Stop catching so many fish


----------



## TidewateR (Nov 11, 2009)

NiCE!!! Beautiful pics, thanks for sharing


----------



## skinnywater3 (Feb 8, 2009)

solid TR

Got any pics of the strongarm measuring device?


----------



## paint it black (Nov 3, 2007)

> solid TR
> 
> Got any pics of the strongarm measuring device?



It's just a decal like any other measuring decal.
But it says strongarmproducts.com on it....lol
It's just conveniently placed...lol


----------



## Capt Dan Medina (Apr 28, 2008)

Eric, PM sent


----------



## HaMm3r (Dec 11, 2006)

Nice work Eric!  Those are beautiful fish and that water is amazingly clear. In that first picture, it almost appears that you guys are "releasing" that red in someone's yard. ;D


----------



## makin moves (Mar 20, 2010)

nice work Eric those are some nice reds


----------



## Gramps (Nov 1, 2007)

Great job Eric! Beautiful fish, awesome pictures & crystal clear water; I hate you! ;D


----------



## paint it black (Nov 3, 2007)

Lol
I have another picture to post up later. 
That's why I love flamingo. 
And redfishing is not like anywhere else when you have these fish tailing in crystal clear water that's less than a foot deep. 

Sometimes they're spookier than bonefish.


----------



## mark_gardner (Mar 18, 2009)

nice job man  clean looking fish in crystal clear water , i gotta get down that way one day


----------



## jrasband (Jul 12, 2010)

Wow.
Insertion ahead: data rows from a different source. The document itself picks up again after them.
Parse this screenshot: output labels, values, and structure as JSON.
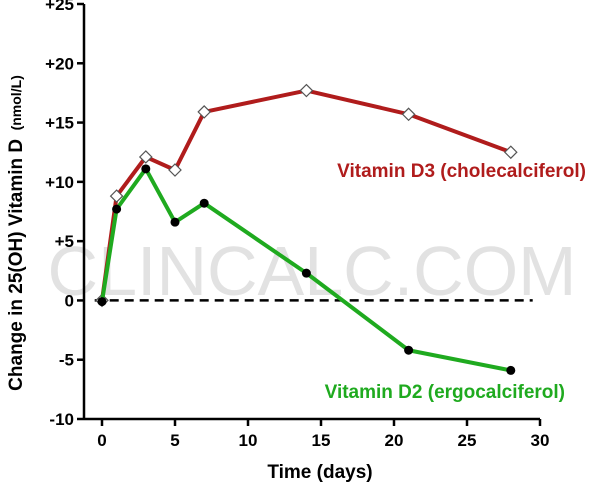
{
  "chart_data": {
    "type": "line",
    "xlabel": "Time (days)",
    "ylabel": "Change in 25(OH) Vitamin D",
    "ylabel_unit": "(nmol/L)",
    "xlim": [
      -1,
      30
    ],
    "ylim": [
      -10,
      25
    ],
    "x_ticks": [
      0,
      5,
      10,
      15,
      20,
      25,
      30
    ],
    "y_ticks": [
      {
        "value": 25,
        "label": "+25"
      },
      {
        "value": 20,
        "label": "+20"
      },
      {
        "value": 15,
        "label": "+15"
      },
      {
        "value": 10,
        "label": "+10"
      },
      {
        "value": 5,
        "label": "+5"
      },
      {
        "value": 0,
        "label": "0"
      },
      {
        "value": -5,
        "label": "-5"
      },
      {
        "value": -10,
        "label": "-10"
      }
    ],
    "baseline": {
      "y": 0,
      "style": "dashed"
    },
    "watermark": "CLINCALC.COM",
    "series": [
      {
        "name": "Vitamin D3 (cholecalciferol)",
        "color": "#b01c1c",
        "marker": "diamond-open",
        "x": [
          0,
          1,
          3,
          5,
          7,
          14,
          21,
          28
        ],
        "y": [
          0,
          8.8,
          12.1,
          11.0,
          15.9,
          17.7,
          15.7,
          12.5
        ]
      },
      {
        "name": "Vitamin D2 (ergocalciferol)",
        "color": "#1faa1f",
        "marker": "circle-filled",
        "x": [
          0,
          1,
          3,
          5,
          7,
          14,
          21,
          28
        ],
        "y": [
          -0.1,
          7.7,
          11.1,
          6.6,
          8.2,
          2.3,
          -4.2,
          -5.9
        ]
      }
    ]
  }
}
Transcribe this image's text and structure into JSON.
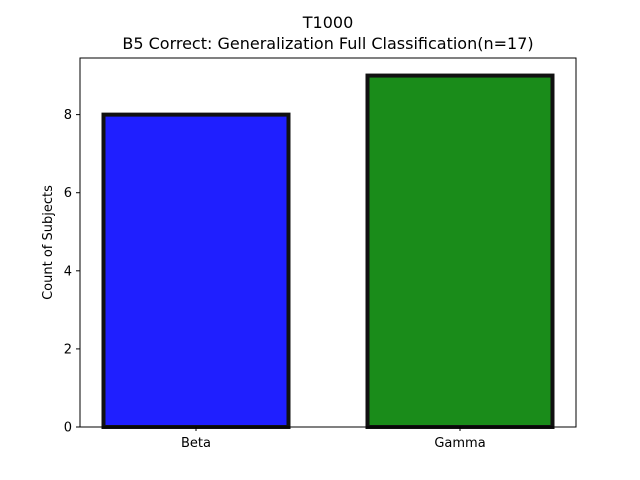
{
  "chart_data": {
    "type": "bar",
    "title": "T1000",
    "subtitle": "B5 Correct: Generalization Full Classification(n=17)",
    "xlabel": "",
    "ylabel": "Count of Subjects",
    "categories": [
      "Beta",
      "Gamma"
    ],
    "values": [
      8,
      9
    ],
    "colors": [
      "#1f1fff",
      "#1a8c1a"
    ],
    "edge_color": "#111111",
    "ylim": [
      0,
      9.45
    ],
    "yticks": [
      0,
      2,
      4,
      6,
      8
    ],
    "grid": false,
    "legend": "none"
  }
}
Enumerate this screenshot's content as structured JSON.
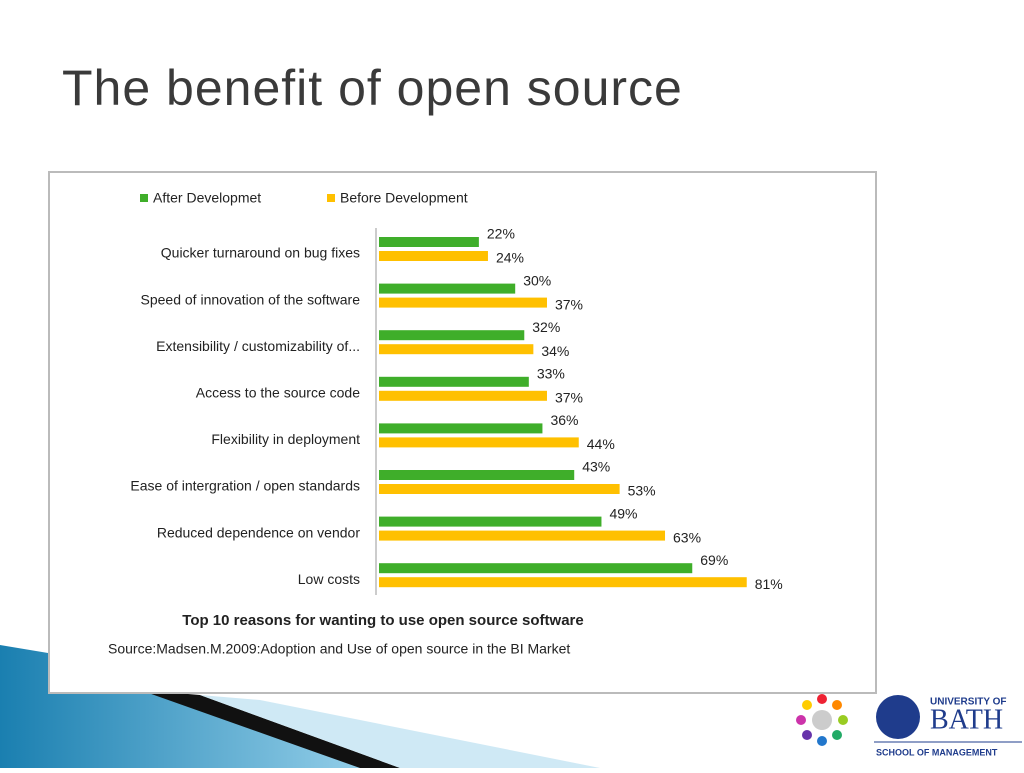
{
  "title": "The benefit of open source",
  "chart_data": {
    "type": "bar",
    "orientation": "horizontal",
    "categories": [
      "Quicker turnaround on bug fixes",
      "Speed of innovation of the software",
      "Extensibility / customizability of...",
      "Access to the source code",
      "Flexibility in deployment",
      "Ease of intergration / open standards",
      "Reduced dependence on vendor",
      "Low costs"
    ],
    "series": [
      {
        "name": "After Developmet",
        "color": "#3fae2a",
        "values": [
          22,
          30,
          32,
          33,
          36,
          43,
          49,
          69
        ],
        "value_labels": [
          "22%",
          "30%",
          "32%",
          "33%",
          "36%",
          "43%",
          "49%",
          "69%"
        ]
      },
      {
        "name": "Before Development",
        "color": "#ffc000",
        "values": [
          24,
          37,
          34,
          37,
          44,
          53,
          63,
          81
        ],
        "value_labels": [
          "24%",
          "37%",
          "34%",
          "37%",
          "44%",
          "53%",
          "63%",
          "81%"
        ]
      }
    ],
    "caption": "Top 10 reasons for wanting to use open source software",
    "source": "Source:Madsen.M.2009:Adoption and Use of open source in the BI Market",
    "legend": "top-left"
  },
  "logo": {
    "top": "UNIVERSITY OF",
    "name": "BATH",
    "bottom": "SCHOOL OF MANAGEMENT"
  }
}
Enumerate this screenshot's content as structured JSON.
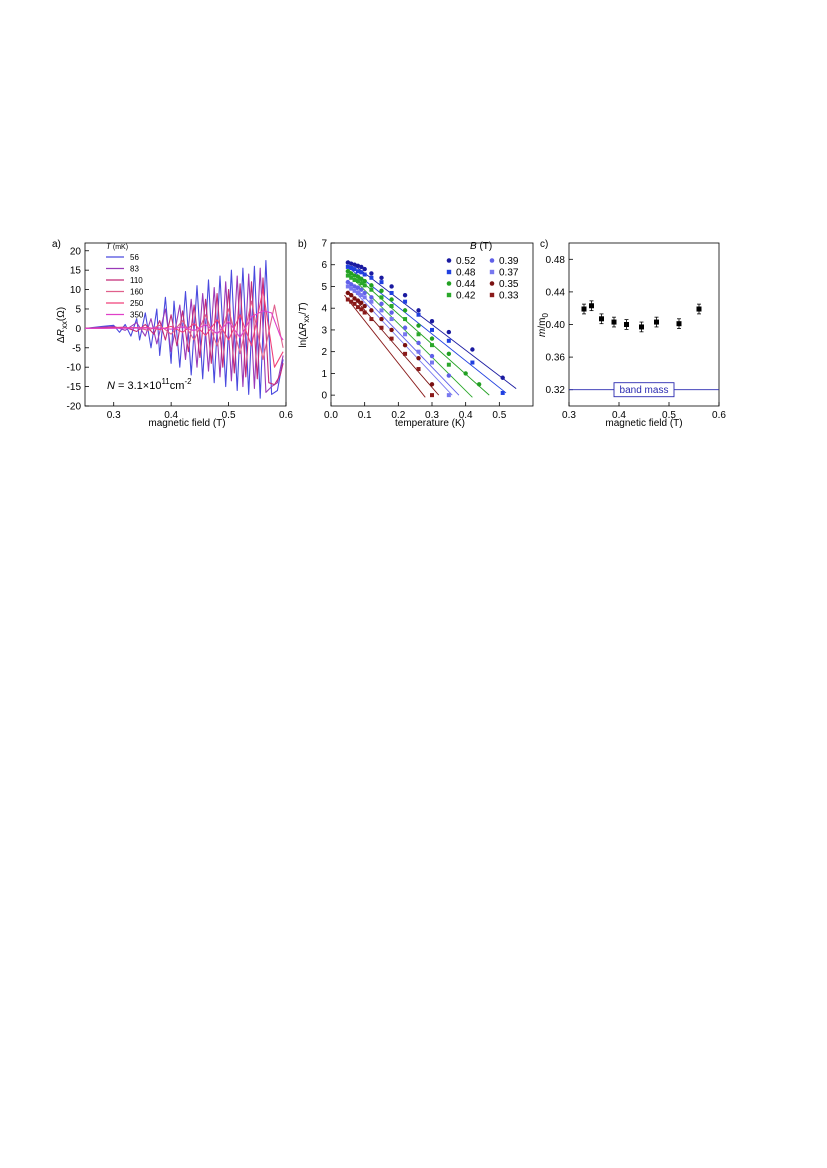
{
  "panel_labels": {
    "a": "a)",
    "b": "b)",
    "c": "c)"
  },
  "chart_data": [
    {
      "type": "line",
      "panel": "a",
      "xlabel": "magnetic field (T)",
      "ylabel": "ΔR_xx(Ω)",
      "ylabel_parts": {
        "delta": "Δ",
        "r": "R",
        "sub": "xx",
        "unit": "(Ω)"
      },
      "xlim": [
        0.25,
        0.6
      ],
      "ylim": [
        -20,
        22
      ],
      "xticks": [
        "0.3",
        "0.4",
        "0.5",
        "0.6"
      ],
      "xtick_values": [
        0.3,
        0.4,
        0.5,
        0.6
      ],
      "yticks": [
        "20",
        "15",
        "10",
        "5",
        "0",
        "-5",
        "-10",
        "-15",
        "-20"
      ],
      "ytick_values": [
        20,
        15,
        10,
        5,
        0,
        -5,
        -10,
        -15,
        -20
      ],
      "legend_title": {
        "var": "T",
        "unit": "(mK)"
      },
      "legend_position": "top-left",
      "annotation": {
        "var": "N",
        "text": " = 3.1×10",
        "exp": "11",
        "unit": "cm",
        "unit_exp": "-2"
      },
      "series": [
        {
          "name": "56",
          "color": "#4a4adf",
          "x": [
            0.25,
            0.28,
            0.3,
            0.31,
            0.32,
            0.33,
            0.34,
            0.345,
            0.355,
            0.365,
            0.375,
            0.38,
            0.39,
            0.4,
            0.405,
            0.415,
            0.425,
            0.435,
            0.445,
            0.455,
            0.465,
            0.475,
            0.485,
            0.495,
            0.505,
            0.515,
            0.525,
            0.535,
            0.545,
            0.555,
            0.565,
            0.575,
            0.585,
            0.595
          ],
          "y": [
            0,
            0.5,
            0.8,
            -1,
            1,
            -2,
            2.5,
            -3,
            4,
            -5,
            5,
            -7,
            8,
            -9,
            7,
            -10,
            9.5,
            -12,
            11,
            -13,
            12.5,
            -14,
            13.5,
            -15,
            15,
            -16,
            15.5,
            -17,
            16,
            -18,
            17.5,
            -17,
            -16,
            -8
          ]
        },
        {
          "name": "83",
          "color": "#9a3ab8",
          "x": [
            0.25,
            0.3,
            0.32,
            0.33,
            0.34,
            0.355,
            0.365,
            0.375,
            0.39,
            0.4,
            0.415,
            0.425,
            0.435,
            0.445,
            0.455,
            0.465,
            0.475,
            0.485,
            0.495,
            0.505,
            0.515,
            0.525,
            0.535,
            0.545,
            0.555,
            0.565,
            0.575,
            0.585,
            0.595
          ],
          "y": [
            0,
            0.5,
            -0.5,
            0.5,
            1.5,
            -2,
            2.5,
            -4,
            5,
            -6,
            6,
            -8,
            7.5,
            -10,
            9,
            -11,
            10.5,
            -12.5,
            12,
            -13.5,
            13.5,
            -15,
            14,
            -15.5,
            15.5,
            -16.5,
            -15,
            -14,
            -7
          ]
        },
        {
          "name": "110",
          "color": "#c42a78",
          "x": [
            0.25,
            0.32,
            0.34,
            0.355,
            0.37,
            0.38,
            0.39,
            0.4,
            0.41,
            0.42,
            0.43,
            0.44,
            0.45,
            0.46,
            0.47,
            0.48,
            0.49,
            0.5,
            0.51,
            0.52,
            0.53,
            0.54,
            0.55,
            0.56,
            0.57,
            0.58,
            0.59,
            0.595
          ],
          "y": [
            0,
            0.3,
            -0.8,
            1,
            -1.5,
            2,
            -3,
            3.5,
            -4.5,
            4.5,
            -6,
            6,
            -7.5,
            7.5,
            -9,
            9,
            -10,
            10,
            -11.5,
            11.5,
            -12.5,
            12,
            -13,
            13,
            -14,
            -14.5,
            -12,
            -9
          ]
        },
        {
          "name": "160",
          "color": "#e0608c",
          "x": [
            0.25,
            0.34,
            0.36,
            0.38,
            0.4,
            0.42,
            0.44,
            0.46,
            0.48,
            0.5,
            0.52,
            0.54,
            0.56,
            0.58,
            0.595
          ],
          "y": [
            0,
            0.2,
            -0.5,
            0.8,
            -1.5,
            2,
            -3,
            3.5,
            -4.5,
            5,
            -6.5,
            7,
            -8,
            6,
            -5
          ]
        },
        {
          "name": "250",
          "color": "#f0407a",
          "x": [
            0.25,
            0.36,
            0.38,
            0.4,
            0.42,
            0.44,
            0.46,
            0.48,
            0.5,
            0.52,
            0.54,
            0.56,
            0.58,
            0.595
          ],
          "y": [
            0,
            0.2,
            -0.3,
            0.5,
            -1,
            1.2,
            -1.8,
            2.2,
            -3,
            3.5,
            -4.5,
            10,
            -10,
            -6
          ]
        },
        {
          "name": "350",
          "color": "#e040c8",
          "x": [
            0.25,
            0.38,
            0.4,
            0.42,
            0.44,
            0.46,
            0.48,
            0.5,
            0.52,
            0.54,
            0.56,
            0.575,
            0.59,
            0.595
          ],
          "y": [
            0,
            0.1,
            -0.2,
            0.4,
            -0.6,
            1,
            -1.4,
            1.8,
            -2.4,
            3,
            4.5,
            4,
            -2,
            -3
          ]
        }
      ]
    },
    {
      "type": "scatter",
      "panel": "b",
      "xlabel": "temperature (K)",
      "ylabel_parts": {
        "pre": "ln(Δ",
        "r": "R",
        "sub": "xx",
        "post": "/",
        "t": "T",
        "close": ")"
      },
      "xlim": [
        0.0,
        0.6
      ],
      "ylim": [
        -0.5,
        7
      ],
      "xticks": [
        "0.0",
        "0.1",
        "0.2",
        "0.3",
        "0.4",
        "0.5"
      ],
      "xtick_values": [
        0.0,
        0.1,
        0.2,
        0.3,
        0.4,
        0.5
      ],
      "yticks": [
        "7",
        "6",
        "5",
        "4",
        "3",
        "2",
        "1",
        "0"
      ],
      "ytick_values": [
        7,
        6,
        5,
        4,
        3,
        2,
        1,
        0
      ],
      "legend_title": {
        "var": "B",
        "unit": " (T)"
      },
      "legend_position": "top-right",
      "series": [
        {
          "name": "0.52",
          "color": "#1a1aa0",
          "marker": "circle",
          "x": [
            0.05,
            0.06,
            0.07,
            0.08,
            0.09,
            0.1,
            0.12,
            0.15,
            0.18,
            0.22,
            0.26,
            0.3,
            0.35,
            0.42,
            0.51
          ],
          "y": [
            6.1,
            6.05,
            6.0,
            5.95,
            5.9,
            5.8,
            5.6,
            5.4,
            5.0,
            4.6,
            3.9,
            3.4,
            2.9,
            2.1,
            0.8
          ],
          "fit": [
            [
              0.05,
              6.2
            ],
            [
              0.55,
              0.3
            ]
          ]
        },
        {
          "name": "0.48",
          "color": "#2040e0",
          "marker": "square",
          "x": [
            0.05,
            0.06,
            0.07,
            0.08,
            0.09,
            0.1,
            0.12,
            0.15,
            0.18,
            0.22,
            0.26,
            0.3,
            0.35,
            0.42,
            0.51
          ],
          "y": [
            5.9,
            5.85,
            5.8,
            5.7,
            5.65,
            5.55,
            5.4,
            5.2,
            4.7,
            4.3,
            3.7,
            3.0,
            2.5,
            1.5,
            0.1
          ],
          "fit": [
            [
              0.05,
              5.9
            ],
            [
              0.52,
              0.1
            ]
          ]
        },
        {
          "name": "0.44",
          "color": "#22a022",
          "marker": "circle",
          "x": [
            0.05,
            0.06,
            0.07,
            0.08,
            0.09,
            0.1,
            0.12,
            0.15,
            0.18,
            0.22,
            0.26,
            0.3,
            0.35,
            0.4,
            0.44
          ],
          "y": [
            5.7,
            5.6,
            5.5,
            5.45,
            5.35,
            5.25,
            5.05,
            4.8,
            4.4,
            3.9,
            3.2,
            2.6,
            1.9,
            1.0,
            0.5
          ],
          "fit": [
            [
              0.05,
              5.8
            ],
            [
              0.47,
              0.0
            ]
          ]
        },
        {
          "name": "0.42",
          "color": "#2aa82a",
          "marker": "square",
          "x": [
            0.05,
            0.06,
            0.07,
            0.08,
            0.09,
            0.1,
            0.12,
            0.15,
            0.18,
            0.22,
            0.26,
            0.3,
            0.35
          ],
          "y": [
            5.5,
            5.4,
            5.3,
            5.25,
            5.15,
            5.05,
            4.85,
            4.5,
            4.1,
            3.5,
            2.8,
            2.3,
            1.4
          ],
          "fit": [
            [
              0.05,
              5.6
            ],
            [
              0.42,
              -0.1
            ]
          ]
        },
        {
          "name": "0.39",
          "color": "#6060e8",
          "marker": "circle",
          "x": [
            0.05,
            0.06,
            0.07,
            0.08,
            0.09,
            0.1,
            0.12,
            0.15,
            0.18,
            0.22,
            0.26,
            0.3,
            0.35
          ],
          "y": [
            5.2,
            5.1,
            5.0,
            4.95,
            4.85,
            4.7,
            4.5,
            4.2,
            3.8,
            3.1,
            2.4,
            1.8,
            0.9
          ],
          "fit": [
            [
              0.05,
              5.3
            ],
            [
              0.38,
              0.0
            ]
          ]
        },
        {
          "name": "0.37",
          "color": "#7878f0",
          "marker": "square",
          "x": [
            0.05,
            0.06,
            0.07,
            0.08,
            0.09,
            0.1,
            0.12,
            0.15,
            0.18,
            0.22,
            0.26,
            0.3,
            0.35
          ],
          "y": [
            5.0,
            4.9,
            4.8,
            4.7,
            4.6,
            4.5,
            4.3,
            3.9,
            3.5,
            2.8,
            2.0,
            1.5,
            0.0
          ],
          "fit": [
            [
              0.05,
              5.1
            ],
            [
              0.36,
              0.0
            ]
          ]
        },
        {
          "name": "0.35",
          "color": "#7a1010",
          "marker": "circle",
          "x": [
            0.05,
            0.06,
            0.07,
            0.08,
            0.09,
            0.1,
            0.12,
            0.15,
            0.18,
            0.22,
            0.26,
            0.3
          ],
          "y": [
            4.7,
            4.6,
            4.45,
            4.35,
            4.25,
            4.1,
            3.9,
            3.5,
            3.0,
            2.3,
            1.7,
            0.5
          ],
          "fit": [
            [
              0.05,
              4.8
            ],
            [
              0.32,
              0.0
            ]
          ]
        },
        {
          "name": "0.33",
          "color": "#8a1a1a",
          "marker": "square",
          "x": [
            0.05,
            0.06,
            0.07,
            0.08,
            0.09,
            0.1,
            0.12,
            0.15,
            0.18,
            0.22,
            0.26,
            0.3
          ],
          "y": [
            4.4,
            4.3,
            4.2,
            4.05,
            3.95,
            3.8,
            3.5,
            3.1,
            2.6,
            1.9,
            1.2,
            0.0
          ],
          "fit": [
            [
              0.04,
              4.6
            ],
            [
              0.28,
              -0.1
            ]
          ]
        }
      ]
    },
    {
      "type": "scatter",
      "panel": "c",
      "xlabel": "magnetic field (T)",
      "ylabel_parts": {
        "m": "m",
        "slash": "/",
        "m0": "m",
        "sub": "0"
      },
      "xlim": [
        0.3,
        0.6
      ],
      "ylim": [
        0.3,
        0.5
      ],
      "xticks": [
        "0.3",
        "0.4",
        "0.5",
        "0.6"
      ],
      "xtick_values": [
        0.3,
        0.4,
        0.5,
        0.6
      ],
      "yticks": [
        "0.48",
        "0.44",
        "0.40",
        "0.36",
        "0.32"
      ],
      "ytick_values": [
        0.48,
        0.44,
        0.4,
        0.36,
        0.32
      ],
      "reference_line": {
        "y": 0.32,
        "label": "band mass",
        "color": "#2a2ab0"
      },
      "series": [
        {
          "name": "",
          "color": "#000000",
          "marker": "square",
          "x": [
            0.33,
            0.345,
            0.365,
            0.39,
            0.415,
            0.445,
            0.475,
            0.52,
            0.56
          ],
          "y": [
            0.419,
            0.423,
            0.407,
            0.403,
            0.4,
            0.397,
            0.403,
            0.401,
            0.419
          ],
          "err": [
            0.006,
            0.006,
            0.006,
            0.006,
            0.006,
            0.006,
            0.006,
            0.006,
            0.006
          ]
        }
      ]
    }
  ]
}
I really need to get down there... No fly rod action?


----------



## thawk (Apr 1, 2011)

Beautiful pics, always makes me jealous to see that crystal clear water.


----------



## paint it black (Nov 3, 2007)

I went out that day expecting to only use my fly rods.
I took my new 9wt BVK that I was hoping to break in, and my 8wt BVK.

But somehow, I forgot to take my fly line tamer.
Combine that with the fact that my buddy Nestor who came along with me had only poled a skiff two times prior, and doesn't fly fish.
It made boat positioning terrible. 
I made a few shots and got no eats but they were hail mary shots from afar. 


Yesterday, I went back out with Bob of Strongarm Products and Alex (dacuban1) and chased some reds around the flats.
We totaled 13 reds and a couple nice trout.
Anyone that knows them knows they're 99.99999% fly fishing only. lol 
High winds and low water made it tough, but we prevailed.
No giants, so we didn't break out the camera.


----------



## jrasband (Jul 12, 2010)

Nice. I'll be in MIA for a few weeks this fall if you want to get out. Fished WWB with Lemay in Feb. and am itching to get back. Really want to get my first bonefish too.

Jeff


----------



## paint it black (Nov 3, 2007)

here's a short vid from that day.
http://www.youtube.com/watch?v=eP_19oHEpps


----------